For India, Hyundai plans to introduce eight hybrid models as part of a broader electrified push, with its current plan targeting about 55% of sales from electrified vehicles, split roughly evenly between EVs and hybrids, while retaining flexibility to swing with demand and regulations.
Muñoz stressed that Hyundai’s India growth blueprint is not a volume land-grab. Profitability, he said, is as critical as scale, and the company will not chase share at the expense of sustainable returns.
“Our objective is sustainable, profitable growth. I don’t want to lose the second position, and if I can, I want to be number one, but not by losing profitability,” he said. In mature markets, sustaining a 15% share is “quite good,” he noted, and the real target is a balanced trifecta of profit, volume and customer satisfaction. “It’s not either-or; it’s and.”
On capacity, Hyundai believes its current plan—about 1.1 million units annually across its Indian plants—covers the core growth trajectory, assuming industry growth of around mid-single digits and Hyundai’s own growth of roughly 7%. If demand outpaces forecasts, the company can first “stretch” existing lines and then add capacity. One lever will be to redirect a larger slice of export capacity to domestic sales if the market heats up.
Hyundai’s localisation push goes beyond stamping and assembly to product creation itself. The company is investing in India-relevant technologies (he cited CNG as an example) and in local R&D to sharpen cost competitiveness and feature relevance, including for entry segments and emerging niches such as off-road/overland vehicles.
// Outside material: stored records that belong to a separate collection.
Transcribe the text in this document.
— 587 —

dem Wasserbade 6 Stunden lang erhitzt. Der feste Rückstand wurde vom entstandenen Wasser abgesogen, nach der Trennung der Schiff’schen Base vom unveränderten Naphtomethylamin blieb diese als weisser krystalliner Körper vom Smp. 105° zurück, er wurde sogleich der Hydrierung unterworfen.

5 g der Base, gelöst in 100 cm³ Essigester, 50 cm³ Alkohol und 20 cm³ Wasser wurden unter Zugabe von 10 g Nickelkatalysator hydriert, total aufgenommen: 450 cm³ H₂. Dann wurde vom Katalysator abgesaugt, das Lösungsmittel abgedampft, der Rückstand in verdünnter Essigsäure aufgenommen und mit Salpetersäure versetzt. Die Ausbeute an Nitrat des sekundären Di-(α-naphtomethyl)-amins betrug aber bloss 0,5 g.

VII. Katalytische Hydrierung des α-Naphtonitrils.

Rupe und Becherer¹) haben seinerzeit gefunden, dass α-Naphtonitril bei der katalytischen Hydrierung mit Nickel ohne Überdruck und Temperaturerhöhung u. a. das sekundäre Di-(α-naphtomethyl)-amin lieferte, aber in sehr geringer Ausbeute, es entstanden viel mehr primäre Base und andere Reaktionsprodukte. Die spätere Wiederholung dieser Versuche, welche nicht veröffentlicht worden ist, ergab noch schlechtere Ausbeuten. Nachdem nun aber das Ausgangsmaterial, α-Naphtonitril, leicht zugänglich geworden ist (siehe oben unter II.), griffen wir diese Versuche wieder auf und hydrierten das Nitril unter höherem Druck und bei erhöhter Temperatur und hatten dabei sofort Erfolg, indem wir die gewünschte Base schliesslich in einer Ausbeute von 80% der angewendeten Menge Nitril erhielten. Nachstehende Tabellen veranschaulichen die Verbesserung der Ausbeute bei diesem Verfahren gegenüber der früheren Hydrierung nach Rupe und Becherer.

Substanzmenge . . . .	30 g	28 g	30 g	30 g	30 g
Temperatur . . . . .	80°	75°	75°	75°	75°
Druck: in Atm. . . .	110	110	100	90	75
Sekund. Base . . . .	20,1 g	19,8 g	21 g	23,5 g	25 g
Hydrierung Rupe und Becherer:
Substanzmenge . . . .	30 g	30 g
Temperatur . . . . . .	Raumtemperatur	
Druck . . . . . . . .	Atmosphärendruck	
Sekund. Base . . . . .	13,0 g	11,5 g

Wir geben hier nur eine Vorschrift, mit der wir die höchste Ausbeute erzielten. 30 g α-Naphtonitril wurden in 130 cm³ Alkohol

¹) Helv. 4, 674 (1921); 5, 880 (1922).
Over time, Hyundai also intends to deepen its portfolio in India, with Muñoz hinting at bringing the group’s luxury marque Genesis alongside expanded product development and talent investments.
Affordability will be addressed through financing as much as through vehicle pricing, Muñoz said, pointing to Hyundai’s global experience that first-time buyers convert faster when monthly payments are optimised. That informs Hyundai’s decision to keep a foothold in “entry” segments even as it rides the structural shift toward SUVs and premium vehicles.
“Entry allows you to onboard the customer and then move them up the ladder—just as many moved from smaller cars into Creta,” he said. The mix between entry hatchbacks, compact SUVs and small sedans will be market-driven, but the financing architecture—supported by Hyundai’s captive lending capabilities—will be central to widening access.
On policy and tariffs, Muñoz commented that Hyundai’s approach is long-term and adaptive rather than reactive.
He cited the new Savannah, Georgia facility in the US—conceived years before tariff moves—as evidence that Hyundai’s localisation decisions are strategic, not tactical.
“Tariffs, rules of origin, content norms—this is a highly regulated business. The rules change more often now, but every change is also an opportunity. If you adjust faster than others, you win,” he said, calling this agility Hyundai’s “Korean competitive advantage.”
Whether or not Chinese brands re-enter, the company believes its localisation depth, quality focus and flexibility on technology and capacity put it in position to defend share and expand margins.
“We want to win the market, not buy the market,” Muñoz said.